The general consensus is to go with the iPhone4.

Just out of interest, is the 4 better than the 3Gs, I remember there were issues with the signal strength due to the odd position of the antenna, any other issues?

:thumb:


----------



## Grizzle (Jul 12, 2006)

Simple answer yes.


----------



## n_d_fox (Apr 18, 2007)

Guy i work with has had every generation of iPhone to date and said that the 4 is a marked step on from everything else before it.

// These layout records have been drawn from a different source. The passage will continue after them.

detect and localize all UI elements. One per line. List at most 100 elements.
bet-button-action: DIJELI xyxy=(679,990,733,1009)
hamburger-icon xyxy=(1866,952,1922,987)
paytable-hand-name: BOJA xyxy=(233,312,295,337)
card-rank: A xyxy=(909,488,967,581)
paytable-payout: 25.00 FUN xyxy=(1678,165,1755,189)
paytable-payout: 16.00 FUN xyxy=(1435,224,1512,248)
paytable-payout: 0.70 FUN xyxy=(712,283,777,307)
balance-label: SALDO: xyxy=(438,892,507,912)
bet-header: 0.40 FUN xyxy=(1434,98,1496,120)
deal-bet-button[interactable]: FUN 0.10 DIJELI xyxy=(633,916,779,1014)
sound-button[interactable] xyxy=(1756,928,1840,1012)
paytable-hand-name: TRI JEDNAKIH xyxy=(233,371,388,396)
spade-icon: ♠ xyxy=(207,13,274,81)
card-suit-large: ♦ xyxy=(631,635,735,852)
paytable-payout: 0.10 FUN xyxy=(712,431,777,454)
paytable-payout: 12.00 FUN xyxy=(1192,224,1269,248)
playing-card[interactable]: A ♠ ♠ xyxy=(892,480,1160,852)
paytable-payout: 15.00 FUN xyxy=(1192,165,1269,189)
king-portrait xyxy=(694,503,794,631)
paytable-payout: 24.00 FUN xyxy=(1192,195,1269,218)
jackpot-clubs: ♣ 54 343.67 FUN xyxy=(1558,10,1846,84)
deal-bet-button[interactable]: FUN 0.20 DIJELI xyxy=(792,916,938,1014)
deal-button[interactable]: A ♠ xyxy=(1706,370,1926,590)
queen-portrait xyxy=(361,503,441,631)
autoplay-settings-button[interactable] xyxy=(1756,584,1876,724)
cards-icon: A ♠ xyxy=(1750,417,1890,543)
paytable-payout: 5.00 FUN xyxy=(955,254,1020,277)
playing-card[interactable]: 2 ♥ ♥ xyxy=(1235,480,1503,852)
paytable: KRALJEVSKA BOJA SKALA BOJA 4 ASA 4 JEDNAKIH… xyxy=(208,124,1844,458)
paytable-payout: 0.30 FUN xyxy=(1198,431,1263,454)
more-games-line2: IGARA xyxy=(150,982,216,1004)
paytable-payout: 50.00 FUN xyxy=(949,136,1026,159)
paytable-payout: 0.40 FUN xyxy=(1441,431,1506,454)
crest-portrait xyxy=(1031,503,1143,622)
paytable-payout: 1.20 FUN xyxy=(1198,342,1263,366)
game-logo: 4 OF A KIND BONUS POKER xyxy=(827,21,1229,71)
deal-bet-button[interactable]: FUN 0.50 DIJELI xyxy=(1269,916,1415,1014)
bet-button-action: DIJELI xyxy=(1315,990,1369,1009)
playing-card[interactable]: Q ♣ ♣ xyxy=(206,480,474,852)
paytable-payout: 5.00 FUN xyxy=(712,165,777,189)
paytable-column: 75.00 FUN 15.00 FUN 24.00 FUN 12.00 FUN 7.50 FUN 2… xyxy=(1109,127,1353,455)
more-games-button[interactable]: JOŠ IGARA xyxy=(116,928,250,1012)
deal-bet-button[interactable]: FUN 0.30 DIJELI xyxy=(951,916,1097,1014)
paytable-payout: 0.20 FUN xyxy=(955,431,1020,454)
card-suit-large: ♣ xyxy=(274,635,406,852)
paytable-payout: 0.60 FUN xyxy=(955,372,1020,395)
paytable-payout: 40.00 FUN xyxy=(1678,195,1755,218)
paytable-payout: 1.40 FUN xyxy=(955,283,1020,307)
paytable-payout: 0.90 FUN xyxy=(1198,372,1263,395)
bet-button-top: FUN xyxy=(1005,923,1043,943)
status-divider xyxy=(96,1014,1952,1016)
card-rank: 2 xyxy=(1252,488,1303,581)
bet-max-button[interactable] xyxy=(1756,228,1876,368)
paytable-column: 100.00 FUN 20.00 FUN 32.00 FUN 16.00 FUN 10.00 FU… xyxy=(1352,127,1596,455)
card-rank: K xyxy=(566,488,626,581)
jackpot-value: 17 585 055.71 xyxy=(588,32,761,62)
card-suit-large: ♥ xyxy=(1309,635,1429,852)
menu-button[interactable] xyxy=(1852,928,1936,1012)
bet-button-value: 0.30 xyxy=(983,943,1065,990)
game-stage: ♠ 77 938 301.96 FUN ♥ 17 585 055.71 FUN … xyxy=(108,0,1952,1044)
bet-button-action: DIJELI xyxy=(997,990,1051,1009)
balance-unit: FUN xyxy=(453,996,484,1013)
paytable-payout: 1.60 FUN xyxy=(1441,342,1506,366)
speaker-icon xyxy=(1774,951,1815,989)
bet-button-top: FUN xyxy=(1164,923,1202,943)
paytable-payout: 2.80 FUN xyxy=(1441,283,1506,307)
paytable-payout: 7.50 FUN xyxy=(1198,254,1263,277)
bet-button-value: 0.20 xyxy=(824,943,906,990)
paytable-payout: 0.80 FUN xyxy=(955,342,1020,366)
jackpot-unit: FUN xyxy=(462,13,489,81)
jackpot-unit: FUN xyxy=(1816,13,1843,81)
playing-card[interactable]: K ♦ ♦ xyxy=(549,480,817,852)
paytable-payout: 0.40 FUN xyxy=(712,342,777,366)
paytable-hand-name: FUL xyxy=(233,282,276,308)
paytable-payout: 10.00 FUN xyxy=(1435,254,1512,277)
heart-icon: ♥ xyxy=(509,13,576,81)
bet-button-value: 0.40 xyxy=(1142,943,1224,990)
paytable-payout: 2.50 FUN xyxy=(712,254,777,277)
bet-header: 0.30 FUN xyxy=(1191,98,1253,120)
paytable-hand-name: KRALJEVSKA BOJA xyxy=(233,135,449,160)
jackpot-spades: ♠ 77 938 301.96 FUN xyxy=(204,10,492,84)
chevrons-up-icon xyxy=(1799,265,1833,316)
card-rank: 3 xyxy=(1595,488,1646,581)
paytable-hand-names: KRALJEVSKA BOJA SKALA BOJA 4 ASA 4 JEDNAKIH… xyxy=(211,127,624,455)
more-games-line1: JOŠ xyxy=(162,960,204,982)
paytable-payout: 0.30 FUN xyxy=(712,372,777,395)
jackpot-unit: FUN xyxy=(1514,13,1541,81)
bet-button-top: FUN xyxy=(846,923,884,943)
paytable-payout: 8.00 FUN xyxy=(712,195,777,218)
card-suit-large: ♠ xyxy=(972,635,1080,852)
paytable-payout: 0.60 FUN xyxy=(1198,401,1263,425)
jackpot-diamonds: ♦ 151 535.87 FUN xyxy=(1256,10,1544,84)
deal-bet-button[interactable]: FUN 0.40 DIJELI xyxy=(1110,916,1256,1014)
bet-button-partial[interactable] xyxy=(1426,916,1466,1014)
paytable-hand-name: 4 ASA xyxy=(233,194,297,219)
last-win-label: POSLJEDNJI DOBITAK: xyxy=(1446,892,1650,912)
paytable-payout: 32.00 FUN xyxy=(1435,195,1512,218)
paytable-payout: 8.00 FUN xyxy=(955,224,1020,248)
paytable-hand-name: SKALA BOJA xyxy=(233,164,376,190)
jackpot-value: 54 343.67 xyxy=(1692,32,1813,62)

I must admit, i'm a HTC man at present and cant rate their products highly enough but from what i have seen of the iPhone4 it is a very good piece of kit


----------



## Brazo (Oct 27, 2005)

I would still go android alex but if uts between those two above then its not a choice that needs thinking about!


----------



## silverback (Jun 18, 2008)

Brazo said:


> G
> 
> All blackberries need a battery pull and often


mine must be broke then because i have never pulled the battery since getting it  did they ever fixed the dropped signal if you hold the iphone wrong with a firmware update ??


----------



## ryanuk (Jun 22, 2007)

HTC all day mate,iv had iphones and used to love them till i went HTC


----------



## alex12 (Feb 24, 2010)

Im in exactly the same boat, except my choice is between the iphone4 and the BB Bold, as said before did they ever fix the signal problem with iphone4?


----------



## Grizzle (Jul 12, 2006)

alex12 said:


> Im in exactly the same boat, except my choice is between the iphone4 and the BB Bold, as said before did they ever fix the signal problem with iphone4?


no they didnt, they gave you a case adjusted how the phone displays the signal and thats it. i've no problem with the signal even before the update they brought out i had a case on the phone from day 1


----------



## kings.. (Aug 28, 2007)

Samsung galaxy s...

The phone is awesome, I too have had iphone 3+4 SE xperia etc and the samsung not only uses circa 30% of its battery a day it also has all the features and more compared to the iphone and htc etc.

well made too.


----------



## ClarkeG (Jun 17, 2006)

I have had an iPhone 3gs and part of my job in work I setup all our work phones which are blackberry torches an iPhone 4's so I use them daily.

I personally have an HTC Desire and I would prefer the desire everytime without a doubt, I would definately recommend going to your local phone shop and trying out the Desire, they are such well built phone, the google OS is simply fantastic. It can do everything an iPhone can do and more and I find it quicker too.

Clarke


----------